Team:Peking/Description

DNA storage is becoming a prosperous research field in recent years. It uses synthetic DNA to store text documents, pictures and sound files, and then read the information when needed. DNA molecule is an incredibly dense storage medium, which means it has remarkably large capacity. One gram of DNA can store about two petabytes, equivalent to about three million CDs. At the same time, DNA is so stable that the information can be preserved in it for as long as thousands of years, and unlike the traditional storage media such as hard disk and magnetic tape, DNA does not need to be maintained frequently. Moreover, as far as the reading mode is concerned, DNA storage does not involve compatibility issues. At present, one of the main challenges of DNA storage technology is the cost and speed of reading and writing.

The study of DNA storage and coding will be conducive to enrich the diversity of DNA coding, so that it can be used in more fields. At present, there are various coding methods, such as simple coding scheme proposed by Church, Hoffmann coding scheme, coding scheme based on fountain code and so on. Some researchers who tried to develop new coding rules to store images have also achieved a lot and shown fruitful production.

DNA storage lights up the spark of ideas, and the prospect of combining gene and art is "ready to move". Based on these understandings, we are curious of the following questions:

Can we create a set of coding rules with robustness, universality, simplicity and error correction to store music and decode it?

We might as well open the brain hole a little bit. Is it possible to "grow" the music itself through DNA mutation and select the most moving music among the "descendents"?

How to select the appropriate DNA mutation scenes? How to judge the degree of "the beauty of music"?

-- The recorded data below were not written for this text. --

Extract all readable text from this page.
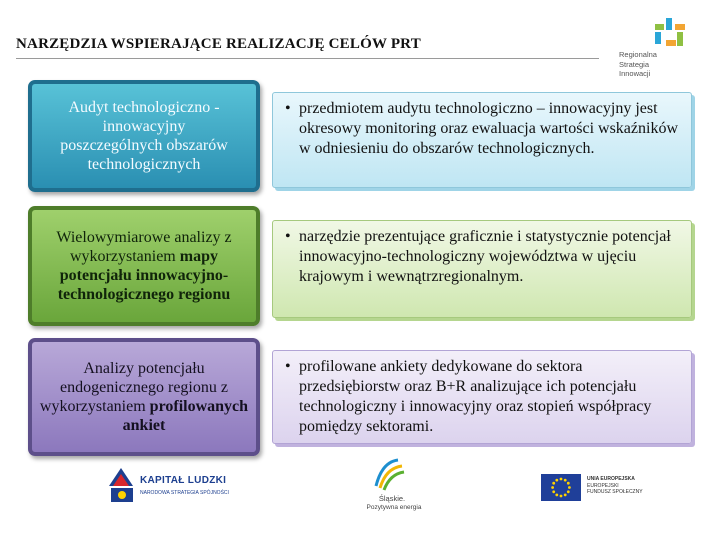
NARZĘDZIA WSPIERAJĄCE REALIZACJĘ CELÓW PRT
Regionalna
Strategia
Innowacji
Audyt technologiczno -
innowacyjny
poszczególnych obszarów
technologicznych
• przedmiotem audytu technologiczno – innowacyjny jest okresowy monitoring oraz ewaluacja wartości wskaźników w odniesieniu do obszarów technologicznych.
Wielowymiarowe analizy z wykorzystaniem mapy potencjału innowacyjno-technologicznego regionu
• narzędzie prezentujące graficznie i statystycznie potencjał innowacyjno-technologiczny województwa w ujęciu krajowym i wewnątrzregionalnym.
Analizy potencjału endogenicznego regionu z wykorzystaniem profilowanych ankiet
• profilowane ankiety dedykowane do sektora przedsiębiorstw oraz B+R analizujące ich potencjału technologiczny i innowacyjny oraz stopień współpracy pomiędzy sektorami.
KAPITAŁ LUDZKI
NARODOWA STRATEGIA SPÓJNOŚCI
Śląskie.
Pozytywna energia
UNIA EUROPEJSKA
EUROPEJSKI
FUNDUSZ SPOŁECZNY
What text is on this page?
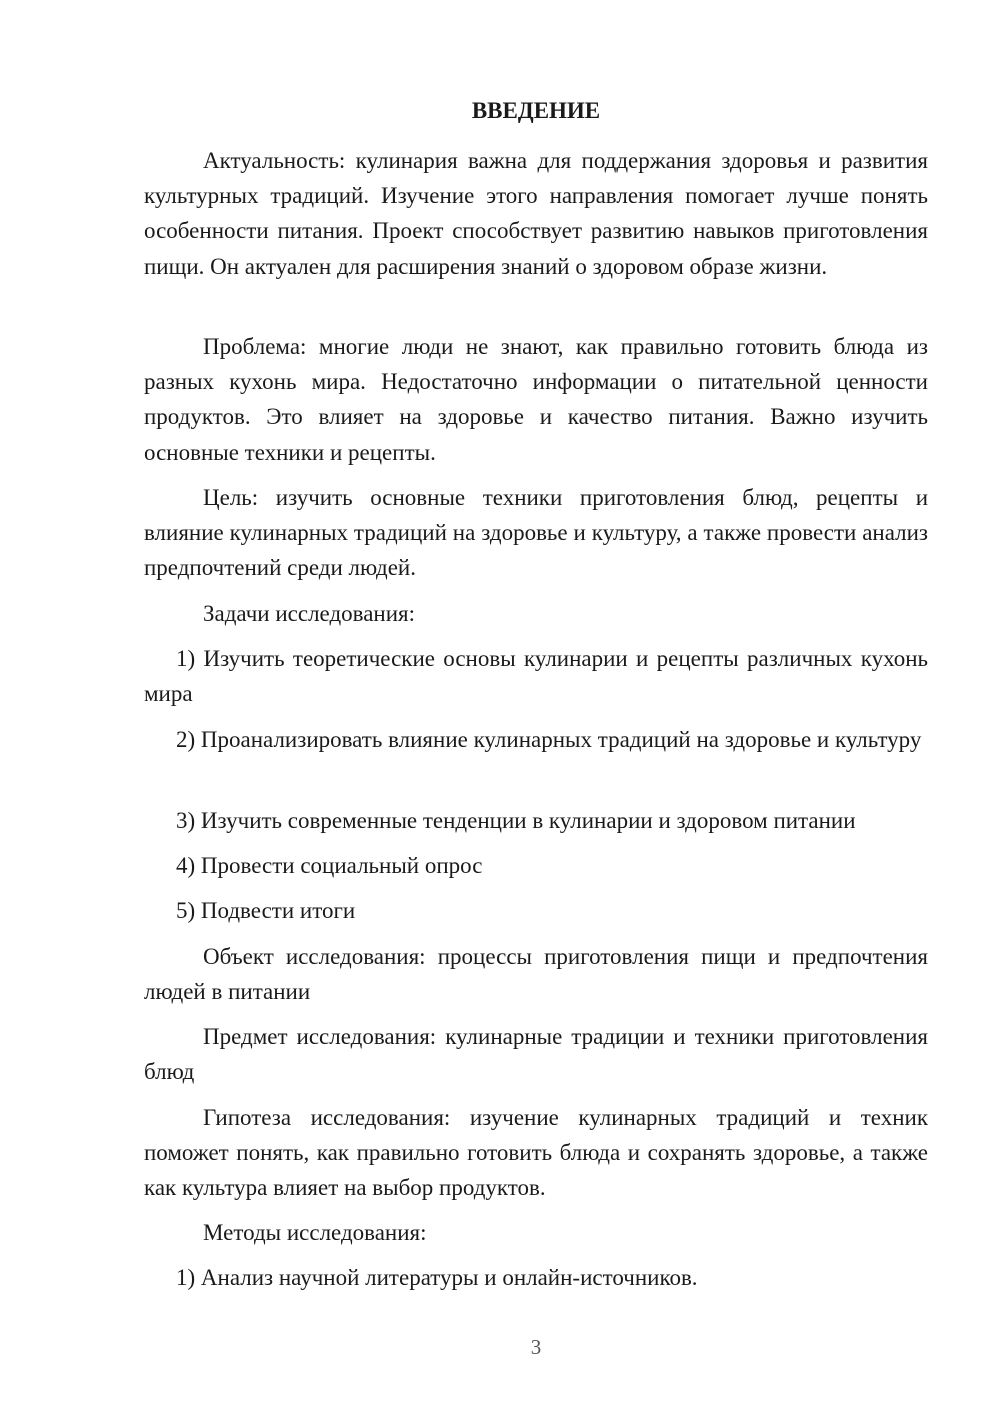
ВВЕДЕНИЕ

Актуальность: кулинария важна для поддержания здоровья и развития культурных традиций. Изучение этого направления помогает лучше понять особенности питания. Проект способствует развитию навыков приготовления пищи. Он актуален для расширения знаний о здоровом образе жизни.

Проблема: многие люди не знают, как правильно готовить блюда из разных кухонь мира. Недостаточно информации о питательной ценности продуктов. Это влияет на здоровье и качество питания. Важно изучить основные техники и рецепты.

Цель: изучить основные техники приготовления блюд, рецепты и влияние кулинарных традиций на здоровье и культуру, а также провести анализ предпочтений среди людей.

Задачи исследования:

1) Изучить теоретические основы кулинарии и рецепты различных кухонь мира

2) Проанализировать влияние кулинарных традиций на здоровье и культуру

3) Изучить современные тенденции в кулинарии и здоровом питании

4) Провести социальный опрос

5) Подвести итоги

Объект исследования: процессы приготовления пищи и предпочтения людей в питании

Предмет исследования: кулинарные традиции и техники приготовления блюд

Гипотеза исследования: изучение кулинарных традиций и техник поможет понять, как правильно готовить блюда и сохранять здоровье, а также как культура влияет на выбор продуктов.

Методы исследования:

1) Анализ научной литературы и онлайн-источников.

3
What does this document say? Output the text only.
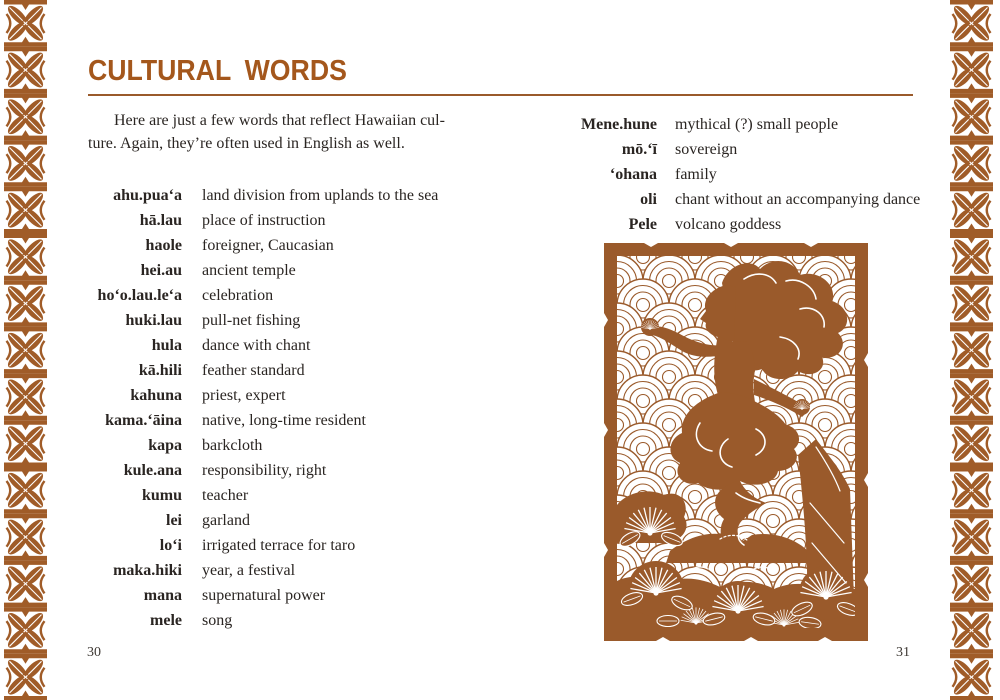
CULTURAL WORDS
Here are just a few words that reflect Hawaiian cul-
ture. Again, they’re often used in English as well.
ahu.puaʻa land division from uplands to the sea
hā.lau place of instruction
haole foreigner, Caucasian
hei.au ancient temple
hoʻo.lau.leʻa celebration
huki.lau pull-net fishing
hula dance with chant
kā.hili feather standard
kahuna priest, expert
kama.ʻāina native, long-time resident
kapa barkcloth
kule.ana responsibility, right
kumu teacher
lei garland
loʻi irrigated terrace for taro
maka.hiki year, a festival
mana supernatural power
mele song
Mene.hune mythical (?) small people
mō.ʻī sovereign
ʻohana family
oli chant without an accompanying dance
Pele volcano goddess
30	31
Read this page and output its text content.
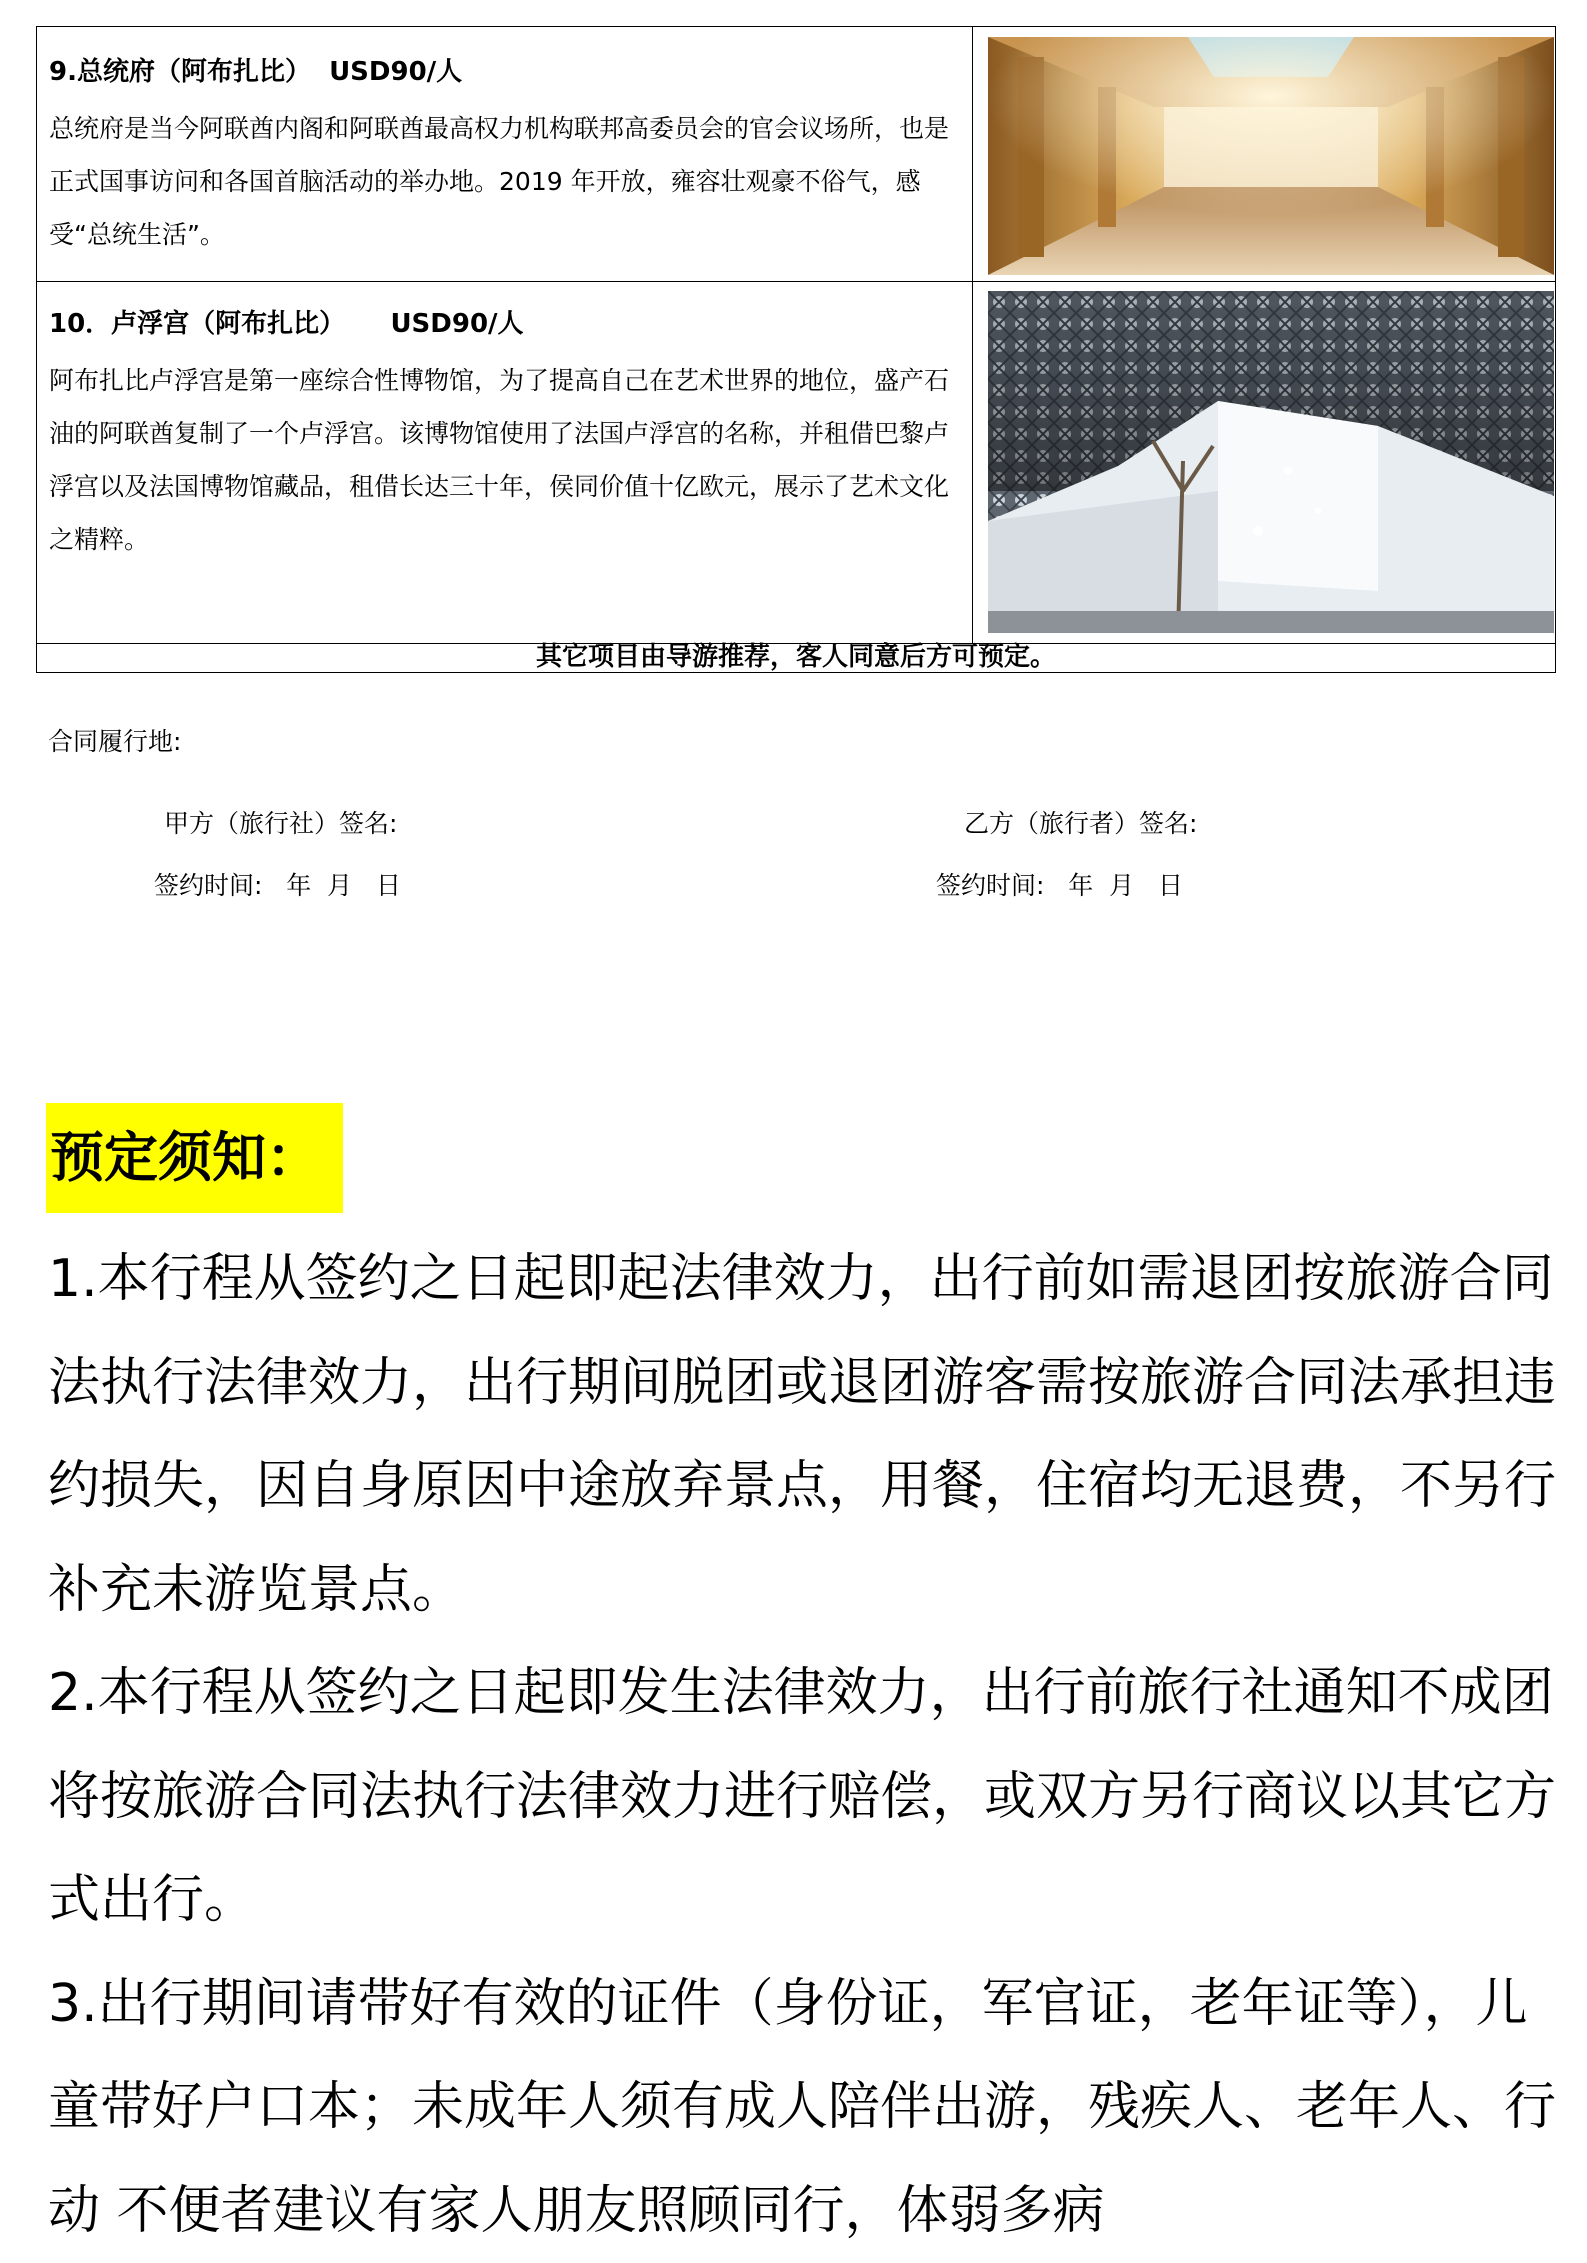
9.总统府（阿布扎比）  USD90/人
总统府是当今阿联酋内阁和阿联酋最高权力机构联邦高委员会的官会议场所，也是正式国事访问和各国首脑活动的举办地。2019 年开放，雍容壮观豪不俗气，感受“总统生活”。
10．卢浮宫（阿布扎比）     USD90/人
阿布扎比卢浮宫是第一座综合性博物馆，为了提高自己在艺术世界的地位，盛产石油的阿联酋复制了一个卢浮宫。该博物馆使用了法国卢浮宫的名称，并租借巴黎卢浮宫以及法国博物馆藏品，租借长达三十年，侯同价值十亿欧元，展示了艺术文化之精粹。
其它项目由导游推荐，客人同意后方可预定。
合同履行地:
甲方（旅行社）签名:	乙方（旅行者）签名:
签约时间:   年  月   日	签约时间:   年  月   日
预定须知：

1.本行程从签约之日起即起法律效力，出行前如需退团按旅游合同法执行法律效力，出行期间脱团或退团游客需按旅游合同法承担违 约损失，因自身原因中途放弃景点，用餐，住宿均无退费，不另行补充未游览景点。

2.本行程从签约之日起即发生法律效力，出行前旅行社通知不成团将按旅游合同法执行法律效力进行赔偿，或双方另行商议以其它方 式出行。

3.出行期间请带好有效的证件（身份证，军官证，老年证等），儿童带好户口本；未成年人须有成人陪伴出游，残疾人、老年人、行动 不便者建议有家人朋友照顾同行，体弱多病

We don't want to give up the idea that DNA can encode pictures and videos, but how can we relate it to music coding?

After months of effort, we now give positive answers to all these questions.

The goal of our project is to realize the storage, evolution and visualization of music based on DNA storage and gene editing technology. The project is divided into the following five steps:

1. Coding: The existing coding methods are easy to operate with, which can resist frame shift mutation and have good degeneracy. However, they need a lot of gRNA sequences and have poor directivity. Our new coding rule is based on instruction set (see Design) , compared to the previous solution, it requires smaller gRNA pool and provides flexibility in anchor/guide sequence and coding sequence combination;

2. Mutation: There are two ways of creating mutations. One is in silico, which is to simulate mutations in DNA sequences with a computer, and the other is to introduce mutation directly in the E. coli genome in vivo. For the latter, we use two mutation systems: the base editor system based on dCas9 to realize directed mutation and the EvolvR system based on nCas9 to realize random mutation.

3. Decoding: We decode the mutated sequences according to the coding rules.

4. Scoring: We make use of fitness function to judge the degree of "the beauty of music", involving The transformation of tonality, Dividing the bars and phrases, Scoring of a single bar, Scoring the connection between bars, Scoring the connection between phrases, and Getting the final score.

5. Visualization: We seek inspiration from Mandelbrot set and Julia set, optimize images based on Koch curve, and combine music rules with visual rules to produce artistic images and videos.